The employment allowance reduces employers’ national insurance (NI) liability by up to £10,500 from 6 April 2025. Eligible employers can claim the allowance against their Class 1 NI liability until the £10,500 limit has been claimed or until the end of the tax year, whichever comes first.
From April 2025, the £100,000 eligibility cap is being removed. Therefore, employers with a Class 1 NI liability of greater than £100,000 in the previous tax year could now be eligible for the employment allowance, providing they meet the other eligibility criteria. This policy measure was introduced to ensure more employers than ever before would be eligible to claim the allowance, to soften the blow of the increased employer Class 1 NICs.
Now, we’re fully aware that even if the intention was that this would help more employers than ever before, it’s only the smallest employers this is making a difference to. Large employers have stressed that even now they’re eligible to claim the allowance, with the threshold being lifted, £10,500 is a drop in the ocean when its purpose was to support employers with increasing NI costs.
Connected companies
With the changes to employment allowance taking effect from the 2025/2026 tax year, HMRC updated guidance for employers and their agents to help determine if companies are connected.
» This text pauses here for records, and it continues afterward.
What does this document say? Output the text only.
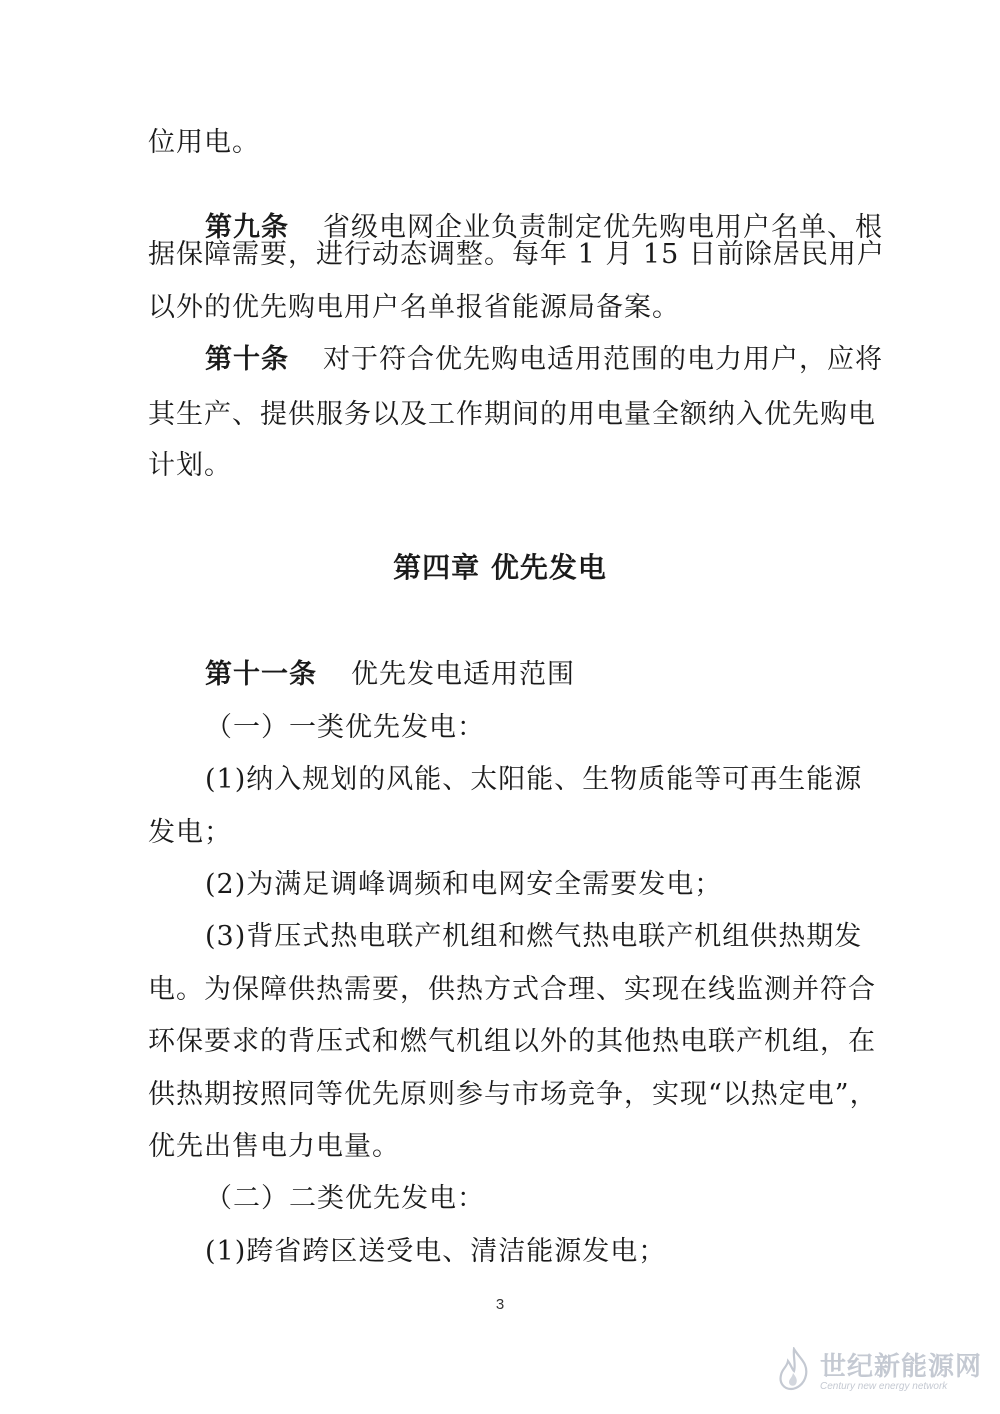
位用电。
第九条 省级电网企业负责制定优先购电用户名单、根
据保障需要，进行动态调整。每年 1 月 15 日前除居民用户
以外的优先购电用户名单报省能源局备案。
第十条 对于符合优先购电适用范围的电力用户，应将
其生产、提供服务以及工作期间的用电量全额纳入优先购电
计划。
第四章 优先发电
第十一条 优先发电适用范围
（一）一类优先发电：
(1)纳入规划的风能、太阳能、生物质能等可再生能源
发电；
(2)为满足调峰调频和电网安全需要发电；
(3)背压式热电联产机组和燃气热电联产机组供热期发
电。为保障供热需要，供热方式合理、实现在线监测并符合
环保要求的背压式和燃气机组以外的其他热电联产机组，在
供热期按照同等优先原则参与市场竞争，实现“以热定电”，
优先出售电力电量。
（二）二类优先发电：
(1)跨省跨区送受电、清洁能源发电；
3
世纪新能源网
Century new energy network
The National Insurance Contributions Act 2014 is the legislation that sets out the rulings for connected companies. Part 1 of Schedule 1 sets out the basic rules of determining whether companies are connected: “Two companies are ‘connected’ with one another if (a) one of the two has control of the other, or (b) both are under the control of the same person or persons.”
But that’s not all you need to consider if there’s any element of substantial commercial interdependence, including:
- financial interdependence, for example one company gives financial support to the other company
- economic interdependence, for example the activities of one company benefit the other or they involve common customers
- organisational interdependence, for example the companies share employees.
There’s further reading in the National Insurance Manual from pages NIM06590 onwards.
The updated guidance, along with the legislation, should support you in making an informed decision on whether two companies are connected for the purposes of claiming employment allowance.
How and when to claim
If you or your clients are eligible to claim the employment allowance, you can claim at any time in the tax year. The earlier you claim, the sooner you’ll get the allowance. You can claim via your payroll software. You should have an employment allowance indicator on your employer payment summary (EPS). Simply put “yes” in the field and send the EPS to HMRC as normal.
Do remember that companies can claim for up to the previous four tax years, subject to eligibility criteria and the rate of the allowance in place at the time. To claim, you must report a separate EPS for each year’s claim.